Sechs Sekunden vor dem Ende der zwölften Runde schlägt Arthur Abraham den Amerikaner Jermain Taylor schwer k. o.

Berlin - Noch wenige Sekunden bis zum letzten Gong. Noch einmal die Fäuste hoch, noch einmal die Luft rauspressen, damit der Bauch schön hart ist. Noch einmal nach einer Lücke in der Deckung des Gegners suchen, um vielleicht noch einen Schlag anbringen zu können. Jermain Taylor blinzelt aus zwei geschwollenen Augen durch den Dampf der schwitzenden Körper und das gleißende Scheinwerferlicht. Sechs Sekunden noch. Die Muskeln brennen. Gewinnen kann er den Kampf wohl nicht mehr. Dann macht es plötzlich „bumm“, bei ihm, dem tapferen Amerikaner. Dann geht ihm der Strom aus, es wird ihm schwarz vor Augen, er verliert den Halt unter den Füßen und schlägt lang hin auf den Ringboden.

Als Jermain Taylor, 31, eine ganze Weile später wieder zur Besinnung kommt und ihm von zwei Sekundanten auf die Beine geholfen wird, dreht sich im Boxring der Arena am Ostbahnhof Arthur Abraham. Der Deutsch-Armenier, 29, gewinnt den Auftakt des Super Six World Boxing Classic, ein hochkarätig besetztes Turnier prestigebeladener Boxer. 14 000 Zuschauer in der ausverkauften Arena bekreischen den Knock-out kurz vor Ultimo. Abraham hat seine Arme und seine Mundwinkel nach oben gezogen. In seinem Gesicht ist die Anspannung reiner Glückseligkeit gewichen. Ihm wird sein güldener Kampfmantel umgehängt. In diesem Kostüm mit gezackter Halskrause und zotteligem braunem Fell sieht Abraham aus wie ein Fabelwesen irgendwo zwischen einem Neandertaler und Gene Simmons, dem Bassisten der legendären Hard-Rock-Band „Kiss“.

„Er hat mich voll erwischt“, sagt Taylor ins Ringmikro, dann bringt man ihn in ein Krankenhaus. Schwere Gehirnerschütterung, wie es anderntags heißen wird. Derweil nimmt der Sieger den frenetischen Applaus der wogenden Masse entgegen. „Ein Knock muss von allein kommen, man kann ihn nicht erzwingen“, erzählt Abraham dem Publikum. Dann sagt er: „Bei mir ist es so: Wenn ich treffe, geht der Gegner zu Boden – ich bin zufrieden.“ Und wieder johlt die Masse auf.

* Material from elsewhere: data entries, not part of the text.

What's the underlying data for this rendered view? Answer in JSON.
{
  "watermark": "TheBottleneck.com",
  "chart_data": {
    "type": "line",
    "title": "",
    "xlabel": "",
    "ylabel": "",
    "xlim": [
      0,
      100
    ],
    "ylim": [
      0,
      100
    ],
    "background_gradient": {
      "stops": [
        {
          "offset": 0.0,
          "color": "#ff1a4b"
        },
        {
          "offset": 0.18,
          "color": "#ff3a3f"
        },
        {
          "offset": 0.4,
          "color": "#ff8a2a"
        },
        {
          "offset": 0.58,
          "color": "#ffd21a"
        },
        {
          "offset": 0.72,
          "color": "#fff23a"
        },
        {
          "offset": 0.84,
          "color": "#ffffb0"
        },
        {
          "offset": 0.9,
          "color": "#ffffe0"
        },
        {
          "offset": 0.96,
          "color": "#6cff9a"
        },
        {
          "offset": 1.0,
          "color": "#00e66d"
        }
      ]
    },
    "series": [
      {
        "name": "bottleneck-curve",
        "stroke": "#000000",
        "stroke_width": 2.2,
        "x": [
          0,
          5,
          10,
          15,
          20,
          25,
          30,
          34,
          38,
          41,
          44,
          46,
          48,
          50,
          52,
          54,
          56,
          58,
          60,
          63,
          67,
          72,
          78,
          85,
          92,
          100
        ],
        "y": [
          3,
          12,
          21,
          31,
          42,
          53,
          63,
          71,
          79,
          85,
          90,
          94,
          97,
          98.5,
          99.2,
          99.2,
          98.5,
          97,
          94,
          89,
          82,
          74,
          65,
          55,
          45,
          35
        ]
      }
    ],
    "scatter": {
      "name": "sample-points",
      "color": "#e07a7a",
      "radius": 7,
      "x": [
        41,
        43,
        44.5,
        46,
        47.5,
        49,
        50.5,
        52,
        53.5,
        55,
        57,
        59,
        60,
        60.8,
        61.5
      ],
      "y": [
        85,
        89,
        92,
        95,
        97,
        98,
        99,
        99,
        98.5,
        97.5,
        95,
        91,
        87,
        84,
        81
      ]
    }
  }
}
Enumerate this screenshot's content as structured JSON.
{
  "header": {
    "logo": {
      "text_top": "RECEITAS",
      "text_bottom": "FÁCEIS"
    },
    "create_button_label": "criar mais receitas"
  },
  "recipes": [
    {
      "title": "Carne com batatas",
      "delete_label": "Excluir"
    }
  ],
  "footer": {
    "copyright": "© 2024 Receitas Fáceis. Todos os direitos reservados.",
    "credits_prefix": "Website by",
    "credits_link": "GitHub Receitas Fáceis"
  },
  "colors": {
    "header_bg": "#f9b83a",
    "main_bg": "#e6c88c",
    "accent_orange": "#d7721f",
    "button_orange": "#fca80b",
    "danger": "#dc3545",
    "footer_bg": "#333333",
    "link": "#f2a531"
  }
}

Der fulminante K.-o.-Sieg des Wahlberliners, der den 31. Sieg im 31. Kampf (25 Knock-outs) feiert, ist ein verheißungsvoller Auftakt in ein Turnier, das sich über eineinhalb Jahre ziehen wird. Der späte K.-o.-Punch vor sechs Millionen Fernsehzuschauern bringt Abraham sogar einen dritten Wertungspunkt ein.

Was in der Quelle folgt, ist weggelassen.